Sous le nom d’ouverture du Palais-Cardinal, on annonça cette fête donnée au Roi et à toute la cour. Maître de l’empire par la force, il voulut encore l’être des esprits par la séduction, et, las de dominer, il espéra plaire. La tragédie de Mirame allait être représentée dans une salle construite exprès pour ce grand jour: ce qui éleva les frais de cette soirée, dit Pélisson, à trois cent mille écus.

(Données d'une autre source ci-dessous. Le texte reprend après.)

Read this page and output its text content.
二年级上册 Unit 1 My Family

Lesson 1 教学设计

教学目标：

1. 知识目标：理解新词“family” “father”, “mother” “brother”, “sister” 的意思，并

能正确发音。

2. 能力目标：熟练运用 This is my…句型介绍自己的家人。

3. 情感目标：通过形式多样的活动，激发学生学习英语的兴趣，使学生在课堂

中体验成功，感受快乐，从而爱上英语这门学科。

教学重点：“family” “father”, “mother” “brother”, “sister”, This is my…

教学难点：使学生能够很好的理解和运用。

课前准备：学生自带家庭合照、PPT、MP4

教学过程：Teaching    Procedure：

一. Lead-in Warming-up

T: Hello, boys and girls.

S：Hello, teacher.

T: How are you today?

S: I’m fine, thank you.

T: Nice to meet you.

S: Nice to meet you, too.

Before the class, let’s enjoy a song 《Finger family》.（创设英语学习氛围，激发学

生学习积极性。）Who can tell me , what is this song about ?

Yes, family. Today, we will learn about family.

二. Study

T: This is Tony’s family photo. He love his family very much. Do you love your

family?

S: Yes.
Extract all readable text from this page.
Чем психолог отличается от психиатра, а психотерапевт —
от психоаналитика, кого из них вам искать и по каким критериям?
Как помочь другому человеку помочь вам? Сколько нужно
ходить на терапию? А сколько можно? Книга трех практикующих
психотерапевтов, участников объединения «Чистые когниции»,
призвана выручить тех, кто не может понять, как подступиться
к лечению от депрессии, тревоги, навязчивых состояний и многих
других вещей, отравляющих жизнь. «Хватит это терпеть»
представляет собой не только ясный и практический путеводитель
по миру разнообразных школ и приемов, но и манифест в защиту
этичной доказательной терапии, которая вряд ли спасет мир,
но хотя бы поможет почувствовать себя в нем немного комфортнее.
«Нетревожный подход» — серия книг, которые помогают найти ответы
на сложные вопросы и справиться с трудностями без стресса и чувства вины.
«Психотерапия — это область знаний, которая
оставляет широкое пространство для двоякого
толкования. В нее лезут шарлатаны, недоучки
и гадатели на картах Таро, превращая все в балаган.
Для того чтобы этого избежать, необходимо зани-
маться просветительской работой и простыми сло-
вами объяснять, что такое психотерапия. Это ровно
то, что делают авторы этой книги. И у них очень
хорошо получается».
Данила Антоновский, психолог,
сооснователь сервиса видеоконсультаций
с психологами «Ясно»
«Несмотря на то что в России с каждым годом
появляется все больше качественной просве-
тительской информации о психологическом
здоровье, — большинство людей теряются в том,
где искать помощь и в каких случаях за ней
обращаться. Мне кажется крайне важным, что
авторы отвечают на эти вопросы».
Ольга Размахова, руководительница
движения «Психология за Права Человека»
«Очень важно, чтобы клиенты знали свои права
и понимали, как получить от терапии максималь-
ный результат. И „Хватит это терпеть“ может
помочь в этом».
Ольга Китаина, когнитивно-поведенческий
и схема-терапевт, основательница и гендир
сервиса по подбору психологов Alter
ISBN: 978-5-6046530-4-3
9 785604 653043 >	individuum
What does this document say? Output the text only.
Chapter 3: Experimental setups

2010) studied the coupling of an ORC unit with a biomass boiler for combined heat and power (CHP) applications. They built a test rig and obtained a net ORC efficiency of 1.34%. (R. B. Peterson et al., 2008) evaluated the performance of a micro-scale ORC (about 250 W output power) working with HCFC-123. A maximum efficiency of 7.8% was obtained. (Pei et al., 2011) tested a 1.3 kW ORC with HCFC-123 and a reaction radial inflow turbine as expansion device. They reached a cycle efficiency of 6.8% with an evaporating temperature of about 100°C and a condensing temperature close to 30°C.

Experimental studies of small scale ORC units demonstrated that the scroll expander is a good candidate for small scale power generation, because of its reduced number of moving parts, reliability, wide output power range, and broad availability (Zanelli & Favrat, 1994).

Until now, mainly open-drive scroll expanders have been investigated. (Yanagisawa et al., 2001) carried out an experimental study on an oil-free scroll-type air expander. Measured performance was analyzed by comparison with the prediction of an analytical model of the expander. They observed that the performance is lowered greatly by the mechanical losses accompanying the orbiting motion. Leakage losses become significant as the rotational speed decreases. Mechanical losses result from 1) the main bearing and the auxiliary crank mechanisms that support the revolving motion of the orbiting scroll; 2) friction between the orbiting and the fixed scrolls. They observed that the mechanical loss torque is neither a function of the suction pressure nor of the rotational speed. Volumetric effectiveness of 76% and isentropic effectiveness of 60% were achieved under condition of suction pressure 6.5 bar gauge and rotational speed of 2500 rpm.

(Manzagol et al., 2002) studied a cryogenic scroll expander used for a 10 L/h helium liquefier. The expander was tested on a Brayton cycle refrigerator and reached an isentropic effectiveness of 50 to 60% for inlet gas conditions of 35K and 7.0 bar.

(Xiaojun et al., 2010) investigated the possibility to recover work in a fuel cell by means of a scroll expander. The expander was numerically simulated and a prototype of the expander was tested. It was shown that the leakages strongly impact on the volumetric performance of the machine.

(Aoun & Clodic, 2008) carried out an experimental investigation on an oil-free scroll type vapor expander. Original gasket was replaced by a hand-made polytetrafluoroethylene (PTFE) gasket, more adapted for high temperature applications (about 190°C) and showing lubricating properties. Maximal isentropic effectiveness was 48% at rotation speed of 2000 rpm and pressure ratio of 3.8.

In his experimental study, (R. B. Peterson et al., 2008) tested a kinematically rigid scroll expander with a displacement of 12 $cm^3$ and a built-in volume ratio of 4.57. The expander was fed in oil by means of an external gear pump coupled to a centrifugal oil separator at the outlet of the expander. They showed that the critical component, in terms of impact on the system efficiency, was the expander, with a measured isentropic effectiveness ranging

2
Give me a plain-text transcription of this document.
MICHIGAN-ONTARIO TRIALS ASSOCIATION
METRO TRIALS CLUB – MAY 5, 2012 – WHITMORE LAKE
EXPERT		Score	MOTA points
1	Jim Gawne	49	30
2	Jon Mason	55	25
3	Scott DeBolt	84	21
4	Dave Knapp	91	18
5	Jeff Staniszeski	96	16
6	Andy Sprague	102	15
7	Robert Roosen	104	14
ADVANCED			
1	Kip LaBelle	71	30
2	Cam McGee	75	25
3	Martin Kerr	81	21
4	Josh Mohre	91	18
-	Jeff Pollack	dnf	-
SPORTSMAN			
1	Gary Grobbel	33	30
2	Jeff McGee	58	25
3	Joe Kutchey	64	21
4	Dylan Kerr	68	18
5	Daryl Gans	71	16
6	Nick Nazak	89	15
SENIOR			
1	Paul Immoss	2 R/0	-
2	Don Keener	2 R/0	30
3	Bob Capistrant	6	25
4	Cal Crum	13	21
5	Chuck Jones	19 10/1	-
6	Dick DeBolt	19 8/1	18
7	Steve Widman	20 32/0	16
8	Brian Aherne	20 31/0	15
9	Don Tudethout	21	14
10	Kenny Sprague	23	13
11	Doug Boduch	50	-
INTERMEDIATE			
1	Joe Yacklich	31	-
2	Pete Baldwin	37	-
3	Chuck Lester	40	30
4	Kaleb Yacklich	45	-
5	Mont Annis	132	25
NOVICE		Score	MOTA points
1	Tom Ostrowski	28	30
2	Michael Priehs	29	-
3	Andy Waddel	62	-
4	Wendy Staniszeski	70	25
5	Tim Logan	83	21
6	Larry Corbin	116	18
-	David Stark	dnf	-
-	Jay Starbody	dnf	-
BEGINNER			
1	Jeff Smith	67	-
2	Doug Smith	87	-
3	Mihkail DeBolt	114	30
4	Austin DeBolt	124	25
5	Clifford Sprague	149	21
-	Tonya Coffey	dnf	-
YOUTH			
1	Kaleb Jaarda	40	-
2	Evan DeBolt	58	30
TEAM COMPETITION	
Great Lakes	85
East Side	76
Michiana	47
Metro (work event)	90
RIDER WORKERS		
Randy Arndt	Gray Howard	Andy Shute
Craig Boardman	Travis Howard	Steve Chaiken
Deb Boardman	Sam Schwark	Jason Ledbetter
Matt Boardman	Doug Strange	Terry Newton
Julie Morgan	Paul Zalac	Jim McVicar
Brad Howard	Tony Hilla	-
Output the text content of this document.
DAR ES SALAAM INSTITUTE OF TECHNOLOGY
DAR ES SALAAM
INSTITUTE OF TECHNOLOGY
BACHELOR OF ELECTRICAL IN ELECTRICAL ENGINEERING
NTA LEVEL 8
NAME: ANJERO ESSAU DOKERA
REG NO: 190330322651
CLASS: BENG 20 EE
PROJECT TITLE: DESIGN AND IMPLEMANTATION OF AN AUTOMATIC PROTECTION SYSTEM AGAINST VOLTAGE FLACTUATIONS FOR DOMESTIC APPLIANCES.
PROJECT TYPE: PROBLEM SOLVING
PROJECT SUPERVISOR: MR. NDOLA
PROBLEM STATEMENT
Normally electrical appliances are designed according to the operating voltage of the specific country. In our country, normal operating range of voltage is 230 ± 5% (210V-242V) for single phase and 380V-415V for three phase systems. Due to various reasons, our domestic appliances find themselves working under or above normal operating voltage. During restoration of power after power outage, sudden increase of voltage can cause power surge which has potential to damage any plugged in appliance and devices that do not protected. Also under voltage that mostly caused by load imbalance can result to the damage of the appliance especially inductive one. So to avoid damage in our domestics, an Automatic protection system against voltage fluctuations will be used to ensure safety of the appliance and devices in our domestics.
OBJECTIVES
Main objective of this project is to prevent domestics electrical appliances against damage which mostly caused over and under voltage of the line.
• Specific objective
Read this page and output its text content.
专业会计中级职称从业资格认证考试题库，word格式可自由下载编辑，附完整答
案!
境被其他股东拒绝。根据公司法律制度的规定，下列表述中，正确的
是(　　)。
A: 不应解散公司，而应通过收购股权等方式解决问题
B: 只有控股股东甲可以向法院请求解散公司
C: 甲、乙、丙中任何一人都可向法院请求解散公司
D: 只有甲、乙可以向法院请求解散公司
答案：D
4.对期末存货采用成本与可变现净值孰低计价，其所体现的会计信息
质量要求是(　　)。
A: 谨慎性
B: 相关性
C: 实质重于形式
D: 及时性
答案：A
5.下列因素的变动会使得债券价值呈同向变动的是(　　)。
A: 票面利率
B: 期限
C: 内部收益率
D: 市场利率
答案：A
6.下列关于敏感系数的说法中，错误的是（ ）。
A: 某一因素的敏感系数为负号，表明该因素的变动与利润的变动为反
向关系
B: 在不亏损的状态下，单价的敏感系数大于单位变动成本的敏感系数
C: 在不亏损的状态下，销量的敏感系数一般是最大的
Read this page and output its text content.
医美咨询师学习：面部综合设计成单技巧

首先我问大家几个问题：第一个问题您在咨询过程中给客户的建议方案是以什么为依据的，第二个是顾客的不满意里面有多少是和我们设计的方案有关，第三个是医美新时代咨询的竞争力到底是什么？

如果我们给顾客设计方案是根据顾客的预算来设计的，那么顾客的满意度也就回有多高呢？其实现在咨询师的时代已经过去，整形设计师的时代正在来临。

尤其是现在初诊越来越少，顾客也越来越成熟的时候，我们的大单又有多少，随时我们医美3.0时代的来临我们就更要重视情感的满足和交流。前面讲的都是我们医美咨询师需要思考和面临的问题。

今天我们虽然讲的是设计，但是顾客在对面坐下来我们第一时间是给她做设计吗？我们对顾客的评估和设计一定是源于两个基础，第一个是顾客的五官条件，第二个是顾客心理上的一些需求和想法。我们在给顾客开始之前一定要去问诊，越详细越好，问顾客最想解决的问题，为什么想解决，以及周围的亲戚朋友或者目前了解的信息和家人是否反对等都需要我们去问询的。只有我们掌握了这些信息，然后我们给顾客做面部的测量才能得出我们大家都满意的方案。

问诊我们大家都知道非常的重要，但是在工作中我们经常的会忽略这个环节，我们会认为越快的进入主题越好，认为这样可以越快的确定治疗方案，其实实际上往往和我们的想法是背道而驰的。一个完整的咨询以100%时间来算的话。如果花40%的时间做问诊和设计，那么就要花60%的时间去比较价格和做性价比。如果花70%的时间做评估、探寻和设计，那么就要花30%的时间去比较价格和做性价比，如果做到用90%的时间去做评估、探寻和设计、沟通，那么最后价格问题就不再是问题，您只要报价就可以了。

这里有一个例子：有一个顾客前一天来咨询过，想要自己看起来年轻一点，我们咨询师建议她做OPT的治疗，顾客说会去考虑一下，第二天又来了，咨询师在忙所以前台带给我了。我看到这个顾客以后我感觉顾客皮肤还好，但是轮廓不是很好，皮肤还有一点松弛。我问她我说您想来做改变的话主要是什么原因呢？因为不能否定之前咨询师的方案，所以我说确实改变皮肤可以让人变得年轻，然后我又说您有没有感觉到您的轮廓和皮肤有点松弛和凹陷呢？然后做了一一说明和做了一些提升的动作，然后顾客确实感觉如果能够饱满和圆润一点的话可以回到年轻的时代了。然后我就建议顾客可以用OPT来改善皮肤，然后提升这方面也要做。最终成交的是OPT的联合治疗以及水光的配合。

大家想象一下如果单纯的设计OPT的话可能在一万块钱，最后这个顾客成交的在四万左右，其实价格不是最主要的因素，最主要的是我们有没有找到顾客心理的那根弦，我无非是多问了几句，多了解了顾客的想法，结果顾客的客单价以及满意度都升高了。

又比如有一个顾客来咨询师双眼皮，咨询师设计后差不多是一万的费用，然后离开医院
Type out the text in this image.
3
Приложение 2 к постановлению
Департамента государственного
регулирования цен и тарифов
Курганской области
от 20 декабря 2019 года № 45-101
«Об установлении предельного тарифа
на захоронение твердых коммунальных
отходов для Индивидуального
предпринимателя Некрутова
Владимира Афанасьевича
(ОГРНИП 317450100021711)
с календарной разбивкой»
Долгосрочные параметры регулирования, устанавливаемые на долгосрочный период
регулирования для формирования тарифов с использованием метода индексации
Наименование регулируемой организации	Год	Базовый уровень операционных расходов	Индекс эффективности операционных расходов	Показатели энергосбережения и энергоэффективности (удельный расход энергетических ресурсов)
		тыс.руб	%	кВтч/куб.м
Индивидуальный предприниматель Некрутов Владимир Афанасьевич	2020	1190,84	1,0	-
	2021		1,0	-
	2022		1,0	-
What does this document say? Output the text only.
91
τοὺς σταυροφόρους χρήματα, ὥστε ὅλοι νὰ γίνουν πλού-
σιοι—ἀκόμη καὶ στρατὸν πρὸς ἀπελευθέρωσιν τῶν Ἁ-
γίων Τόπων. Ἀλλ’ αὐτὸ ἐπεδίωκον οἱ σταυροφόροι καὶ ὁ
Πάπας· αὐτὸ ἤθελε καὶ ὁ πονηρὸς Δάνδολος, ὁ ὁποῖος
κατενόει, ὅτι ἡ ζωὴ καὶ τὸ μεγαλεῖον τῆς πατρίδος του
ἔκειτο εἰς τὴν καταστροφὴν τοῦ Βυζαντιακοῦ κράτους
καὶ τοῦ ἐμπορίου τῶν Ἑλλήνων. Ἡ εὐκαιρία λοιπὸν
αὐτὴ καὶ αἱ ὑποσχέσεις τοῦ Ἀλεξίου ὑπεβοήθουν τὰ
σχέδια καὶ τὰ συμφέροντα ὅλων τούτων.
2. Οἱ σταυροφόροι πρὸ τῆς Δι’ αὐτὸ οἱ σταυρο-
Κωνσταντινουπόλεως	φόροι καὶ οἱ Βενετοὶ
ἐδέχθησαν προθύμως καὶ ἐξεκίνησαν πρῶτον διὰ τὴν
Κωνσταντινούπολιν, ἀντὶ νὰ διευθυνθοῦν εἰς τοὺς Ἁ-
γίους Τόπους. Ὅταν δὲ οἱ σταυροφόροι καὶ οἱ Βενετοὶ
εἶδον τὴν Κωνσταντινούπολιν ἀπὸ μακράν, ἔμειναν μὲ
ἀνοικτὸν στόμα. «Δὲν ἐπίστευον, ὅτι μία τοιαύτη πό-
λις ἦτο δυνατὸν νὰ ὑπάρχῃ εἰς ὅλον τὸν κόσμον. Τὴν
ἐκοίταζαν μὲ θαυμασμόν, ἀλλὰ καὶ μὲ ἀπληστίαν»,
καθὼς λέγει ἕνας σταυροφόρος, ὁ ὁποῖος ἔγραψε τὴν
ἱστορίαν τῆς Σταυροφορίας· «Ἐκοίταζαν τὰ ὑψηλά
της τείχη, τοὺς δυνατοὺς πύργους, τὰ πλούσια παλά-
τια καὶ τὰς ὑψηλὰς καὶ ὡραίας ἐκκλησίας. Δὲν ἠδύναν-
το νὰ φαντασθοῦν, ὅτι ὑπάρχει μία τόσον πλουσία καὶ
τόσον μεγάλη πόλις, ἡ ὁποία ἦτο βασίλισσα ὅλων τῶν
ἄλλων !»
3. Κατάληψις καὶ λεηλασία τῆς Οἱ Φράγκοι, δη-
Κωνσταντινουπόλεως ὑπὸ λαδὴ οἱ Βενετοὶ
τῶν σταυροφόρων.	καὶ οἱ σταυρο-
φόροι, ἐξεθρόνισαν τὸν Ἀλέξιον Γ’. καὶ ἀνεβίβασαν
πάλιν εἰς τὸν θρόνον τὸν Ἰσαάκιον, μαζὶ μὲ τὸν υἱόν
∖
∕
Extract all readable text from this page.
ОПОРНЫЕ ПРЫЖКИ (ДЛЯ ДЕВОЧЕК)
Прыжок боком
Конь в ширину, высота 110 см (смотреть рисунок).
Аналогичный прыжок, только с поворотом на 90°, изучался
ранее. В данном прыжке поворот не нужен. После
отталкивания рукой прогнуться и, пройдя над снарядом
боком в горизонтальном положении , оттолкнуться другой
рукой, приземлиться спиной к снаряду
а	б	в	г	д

La garde entière du premier ministre[36] était sous les armes; ses quatre compagnies de Mousquetaires et de Gens d’armes étaient rangées en haie sur les vastes escaliers et à l’entrée des longues galeries du Palais-Cardinal[37]. Ce brillant Pandemonium, où les péchés mortels ont un temple à chaque étage, n’appartint ce jour-là qu’à l’orgueil, qui l’occupait de haut en bas. Sur chaque marche était posté l’un des arquebusiers de la garde du Cardinal, tenant une torche à la main et une longue carabine dans l’autre; la foule de ses gentilshommes circulait entre ces candélabres vivants, tandis que dans le grand jardin, entouré d’épais marronniers, remplacés aujourd’hui par les arcades, deux compagnies de Chevau-légers à cheval, le mousquet au poing, se tenaient prêtes au premier ordre et à la première crainte de leur maître.